1/7 This is a short thread to list out small truths I have learnt about #advocacy over the last 11 years. I hope this is of some use to law students who want to litigate. It is said, often glibly, that the life of law is experience, not logic. This can have different meanings.
2/7 Experience as a litigator advocating for propositions of law before courts has slowly taught me at least the following things.
3/7 Firstly, one learns that courts both have power of their own and limit the power of others. To advocate well to a court, one must acknowledge that it has power over your client. Your job as an advocate, then, is to convince the court to exercise its power a certain way.

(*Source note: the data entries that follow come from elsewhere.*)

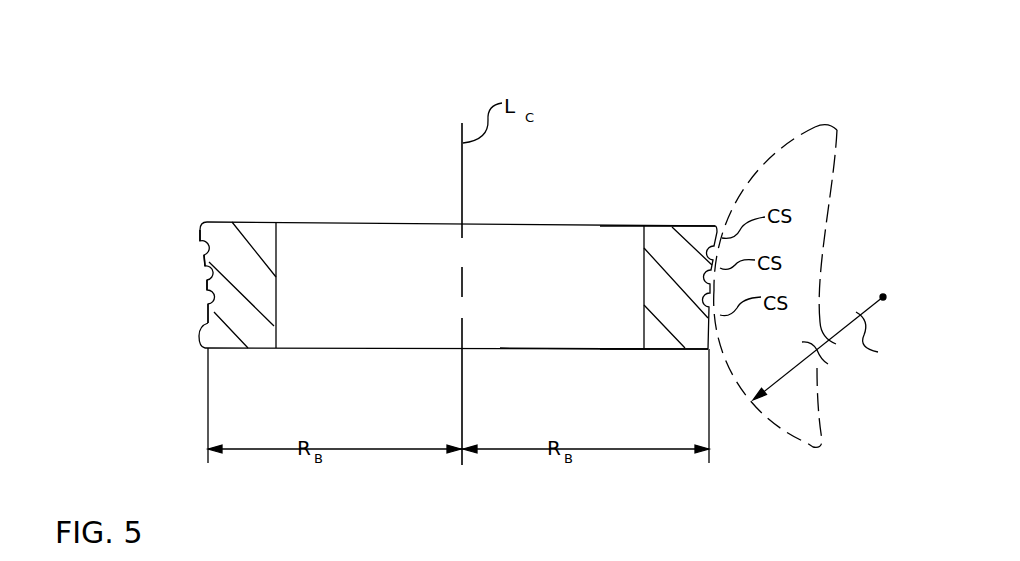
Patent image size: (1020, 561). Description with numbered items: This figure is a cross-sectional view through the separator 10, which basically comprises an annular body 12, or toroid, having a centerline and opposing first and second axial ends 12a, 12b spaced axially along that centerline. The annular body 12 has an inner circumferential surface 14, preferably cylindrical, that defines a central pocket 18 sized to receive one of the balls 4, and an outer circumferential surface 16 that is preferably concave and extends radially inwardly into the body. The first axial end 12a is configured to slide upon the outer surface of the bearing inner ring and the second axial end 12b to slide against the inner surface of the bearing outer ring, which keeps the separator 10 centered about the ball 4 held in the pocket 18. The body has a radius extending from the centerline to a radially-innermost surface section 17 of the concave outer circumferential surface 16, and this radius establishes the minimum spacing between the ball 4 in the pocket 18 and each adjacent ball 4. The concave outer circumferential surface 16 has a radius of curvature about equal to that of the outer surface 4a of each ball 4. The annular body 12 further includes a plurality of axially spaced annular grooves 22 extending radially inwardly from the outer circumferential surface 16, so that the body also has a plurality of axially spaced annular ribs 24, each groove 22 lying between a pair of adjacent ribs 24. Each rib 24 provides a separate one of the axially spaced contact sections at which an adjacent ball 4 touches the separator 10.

The separator 10 is at (264, 140).
The annular body 12 is at (569, 214).
The first axial end 12a is at (660, 350).
The second axial end 12b is at (672, 224).
The inner circumferential surface 14 is at (290, 256).
The outer circumferential surface 16 is at (188, 328).
The radially-innermost surface section 17 is at (206, 285).
The central pocket 18 is at (579, 352).
The annular grooves 22 is at (213, 273).
The annular ribs 24 is at (206, 259).
The ball 4 is at (783, 158).
The outer surface of ball 4a is at (760, 166).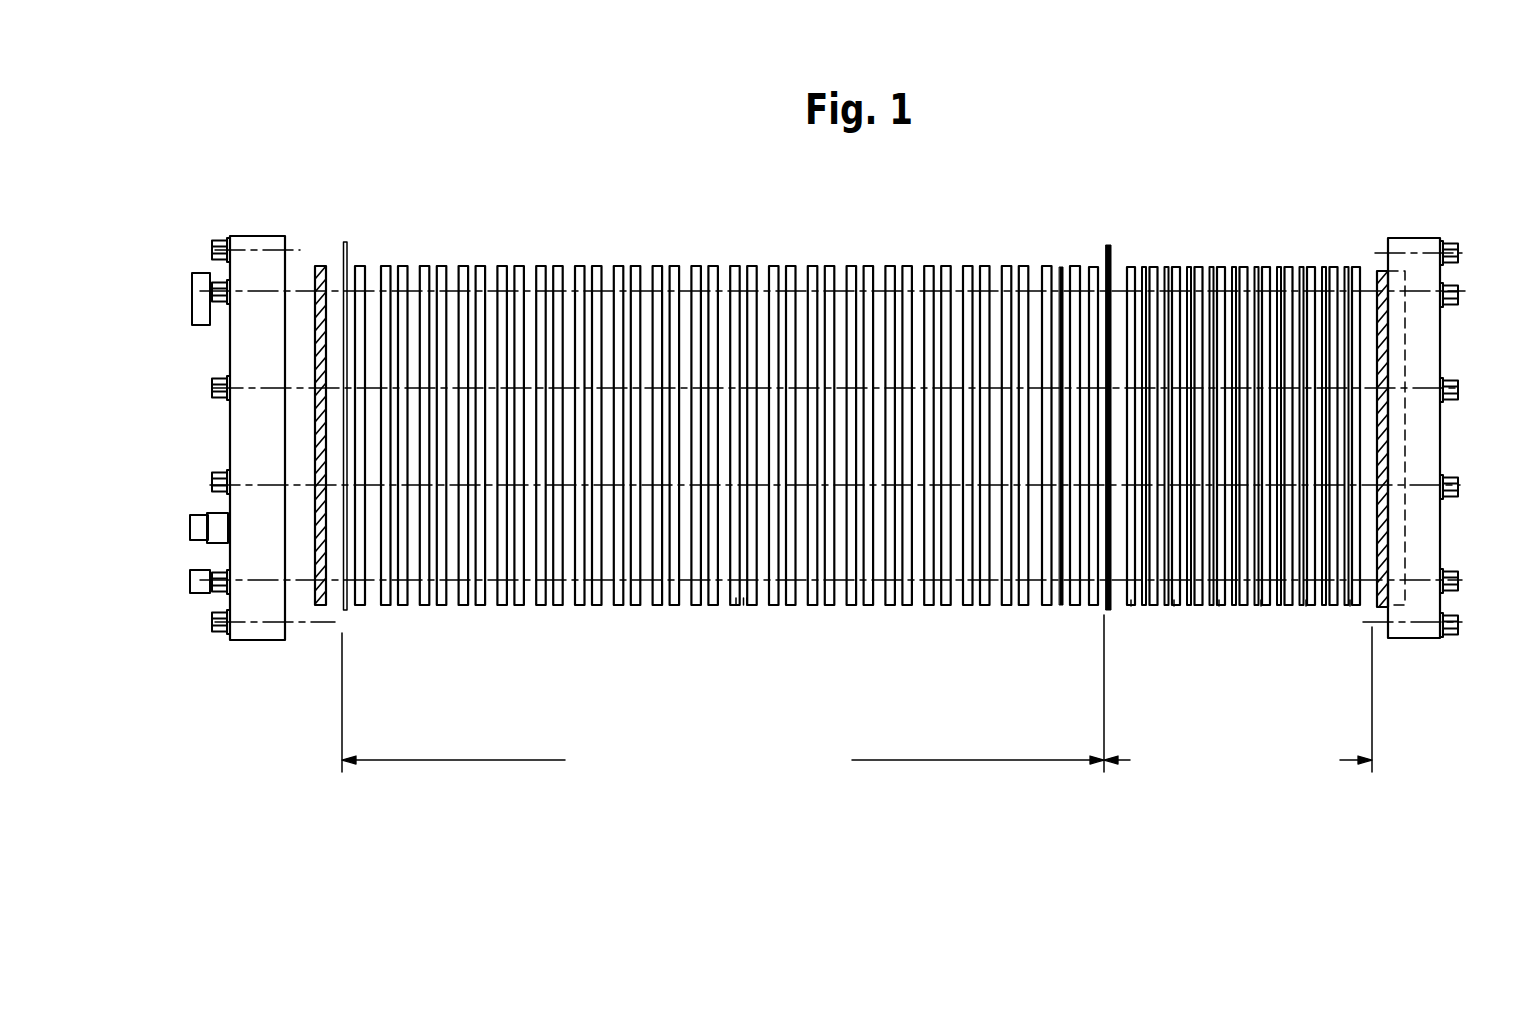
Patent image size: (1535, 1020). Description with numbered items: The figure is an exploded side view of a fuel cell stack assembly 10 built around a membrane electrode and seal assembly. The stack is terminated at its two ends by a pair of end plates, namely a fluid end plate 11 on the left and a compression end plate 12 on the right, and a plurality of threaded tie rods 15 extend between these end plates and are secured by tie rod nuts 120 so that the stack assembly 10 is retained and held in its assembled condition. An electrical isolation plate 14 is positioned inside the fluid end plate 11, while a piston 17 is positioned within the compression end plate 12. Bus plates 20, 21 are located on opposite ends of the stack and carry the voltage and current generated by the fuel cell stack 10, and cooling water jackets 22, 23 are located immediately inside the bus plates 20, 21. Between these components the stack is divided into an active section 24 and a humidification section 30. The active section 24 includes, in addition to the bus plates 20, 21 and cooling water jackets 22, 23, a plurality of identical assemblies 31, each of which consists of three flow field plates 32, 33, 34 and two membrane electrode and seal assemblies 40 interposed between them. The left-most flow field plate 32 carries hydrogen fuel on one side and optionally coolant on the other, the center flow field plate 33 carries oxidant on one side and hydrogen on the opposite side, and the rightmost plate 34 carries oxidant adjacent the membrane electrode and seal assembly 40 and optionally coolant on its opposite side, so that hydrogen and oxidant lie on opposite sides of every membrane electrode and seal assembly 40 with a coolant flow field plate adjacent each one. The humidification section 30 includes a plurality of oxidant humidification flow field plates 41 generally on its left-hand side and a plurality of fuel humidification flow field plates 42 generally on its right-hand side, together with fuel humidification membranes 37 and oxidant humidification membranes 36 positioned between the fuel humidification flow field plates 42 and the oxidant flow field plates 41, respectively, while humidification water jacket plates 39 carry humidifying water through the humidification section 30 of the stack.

4/7 - Secondly, judges have instincts about what the law is and what the truth is. Their truth and instincts are real to them. An advocate who hopes to convince the court of a different truth, must do so tactfully. Good advocates convince the court with the least friction.
5/7 Thirdly, judges like to pretend they are rational and logical. But mostly, they tend to arrive at decisions first and rationalize them later. Good advocacy then, helps to sway a judge first emotionally, and then lays down the easiest logical route to support that emotion.
6/7 Fourthly, you know starting out that some of your cases are hopeless ones. Your job in these cases is then, not to secure an impossible win using dishonourable means. It is to make traction. To move the judge a little now, so that he may perhaps be moved further another day.
7/7 Fifthly, judges are human. They like praise when they do things right. They dislike being told they are getting things wrong. A good advocate helps judges realize when they make mistakes, but to the best extent possible, doesn't let the world know that the judge has erred.